Hold the Front Page!

I am, in general, a big fan of technology. But let me add a couple of important qualifications to that statement, for experience has tempered my enthusiasm markedly. I discount what might be called “selfish technology”, which is anything that improves things for you, while irritating everyone else. Mobile phones are the most obvious examples, and I’d also add those little folding scooters to the same category, having been nearly mown down – on the pavement, I might add – by some idiot yuppie more often than I’d like to remember. And can anyone over the age of 18 ride one of those things without looking a complete twat? I think not.

The second caveat is that the freakin’ stuff must work. Few things are capable of causing more irritation than lame gadgetry which fails to function in the intended manner. It should serve man, make progress through everyday life a bit smoother, yet some cases appear to have the opposite effect. My Walkman, for example, has been teetering on the edge of breaking down for the past year – never reliable, yet never quite faulty enough to merit buying a replacement. It’s one of those “soft logic” players, and this is perhaps the problem, since the buttons are so sensitive that stepping off a kerb can cause it to switch on, off, or change the direction of play. When this happens four times inside two minutes (beep-reach-in-switch-on-beep-reach-in-switch-on), I start to dream happily of the day when it ceases to work altogether, and I can take it out of my pocket, and introduce it repeatedly to the nearest hard surface. For the moment, it usually responds, at least temporarily, to a hard slap. So if you see an individual who appears to be punching themselves in the heart, Fight Club style, that’ll be me, releasing a bit of tension by smacking the shit out of the recalcitrant beast in my breast pocket.

Every bit as irritating is my current nemesis, a piece of software excrement called Front Page, which I have grown to hate with genuine venom over the past month or so. It is supposed to be an aid to web designers, allowing the easy creation and maintenance of pages and sites. If you still believe this after working with it for a few months, you probably also think that paperclip thing in Word 97 is an endearing character. I’ve never used Front Page and already loathe it, because it has reduced people I care about to the brink of tears. When I witness intelligent human beings reduced to nervous wrecks, by psychological terrorism on a CD-Rom, I get mad.

I am, I admit, biased, having learned HTML from the bottom up – Front Page is thus, to me, a redundant piece of software, doing nothing I can’t, and what it does, it does with a startling lack of efficiency. Just as a one-line Word document bloats up to 20K, so the output from Front Page is grossly top-heavy, with unnecessary tags and entire sections which are only of significance to…Front Page. If you want to try and debug the results, it’s hard to pick through the badly-formatted verbose garbage. For someone who hasn’t been grounded in HTML first, it must be almost impossible.

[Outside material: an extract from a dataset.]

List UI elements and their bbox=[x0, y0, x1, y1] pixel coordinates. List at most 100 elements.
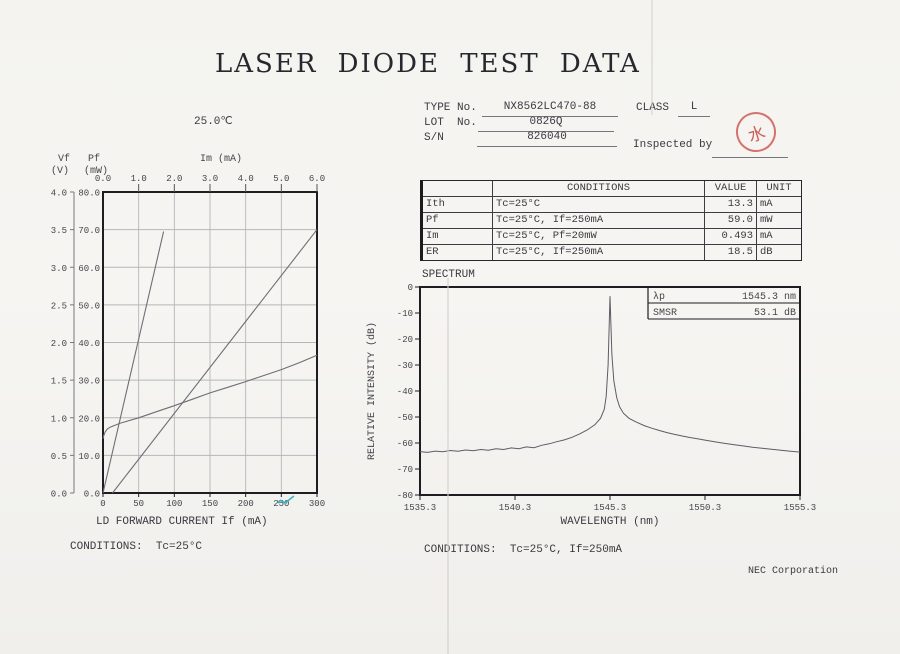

Even more insidiously, it has a nasty habit of corrupting pages written by other methods. It tries to seduce them to the dark side of the force, by inserting additional code, or simply over-writes them with its own version, doing so without telling the user [It strikes me that if something arrived from the Phillippines and did this, it would be referred to as a virus — but since it comes from Seattle, it’s called a Microsoft product, and will probably be compulsory before too long.] Trying to prevent it doing so appears to be futile: it may be the first piece of software with an ego coded into it, which refuses to tolerate the existence of any other method of working.

I’m sure there’s a place for such programs, to take the hackwork out of generating large volumes of code – and I’ve heard some good things about Dreamweaver, which is a little more expensive, but apparently superior. But my bad experiences have left me feeling highly suspicious of the overall benefits. It seems to me that, just as with guns, radioactive material and Backstreet Boys CDs, access to the current generation of HTML editors should be limited to those who can prove a genuine need for them. The rest of us should stick to writing the stuff by hand; it may leave the Net less graphically groovy for a bit, but in the long run, it will turn us into lean, mean coding machines rather than coached potatoes.